Now let’s use Maple to help us maximize the profit. As we discussed earlier, we maximize profit
by solving the equation P’(x)=0. In this course we will take derivatives using the D() command. There is a
second command, diff(), but we will not study it.

D() accepts one argument, the function whose derivative you want. It returns a function that
represents the derivative of the argument.
[> dP:=D(P);
dp := x -> -.10 x + 55

Now we have to find the number of items sold that maximize the profit. For this we need to solve
the equation P’(x)=0. Since the variable dP represents the function P’, we can do this very easily with
Maple’s solve() function:
[> solve(dP(x)=0);
550.

Please note: This is the value of x that maximizes the profit; it is not the maximum profit! To find the
maximum profit, substitute this value into the profit function, typing exactly what one would write in
algebra or calculus:
[> P(550);
5125.00
 

Hence the maximum profit is $5125. It occurs when 550 units are sold.
It may seem difficult, or annoying, to have to learn how to use Maple to do some of these things
one could do by hand.

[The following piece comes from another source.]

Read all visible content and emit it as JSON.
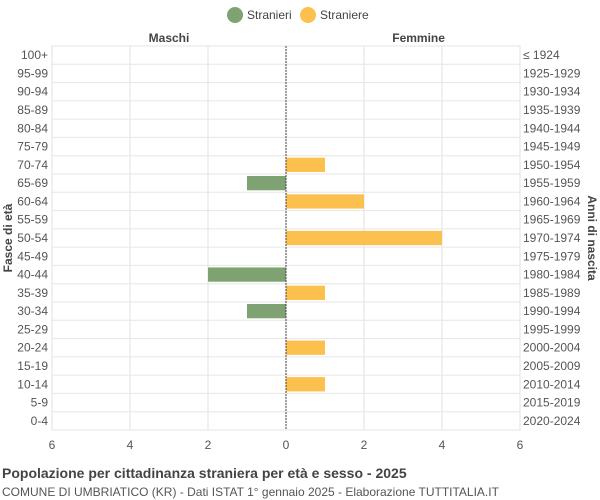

However, as the functions become more complicated, Maple will make your life
much, much easier.

1.4 Implementation.


Instructions for the Table:
Step 1. Open a spreadsheet and type in x in cell a1 and P(x) in cell b1.
Step 2. In cell a2 type in 0 and in cell b2 type in "=-.05*a2^2+60*a2-10000".
Step 3. In cell a3 type 100 and in cell b3 type in "=-.05*a3^2+60*a3-10000".
Step 4. Select cells a2:b3 and create a "series" by moving the cursor to the
lower right corner of cell b3 and "dragging" it down to cell b14.
Step 5. Examine the formulas in the cells b2:b14 and notice that a2 has been
incremented by one each move down column b2:b14.
Step 6. You should modify Steps 1-5 to do a table for the second profit
function for the 25$ suits.
Instructions for the Graph:
Step 1. Use the "chart wizard" and select the above cells a2:b14.
Step 2. Click the “chart wizard” button.
Step 3. Choose “scatter” chart.
Step 4. Follow the instructions.
Step 5. Experiment with other options, and the table from the profit
function for the 25$ suits.
Instructions for Maple:
Step 1. Define the revenue function R and the cost function C.
Step 2. Find the difference R(x)-C(x)
Step 3. Use that result to define the profit function P.
Step 4. Define dP, the derivative of P, using the D() function.
Step 5. Solve for the point of maximum profit using the solve() functi
Step 6. Find the maximum profit by evaluating P at that point.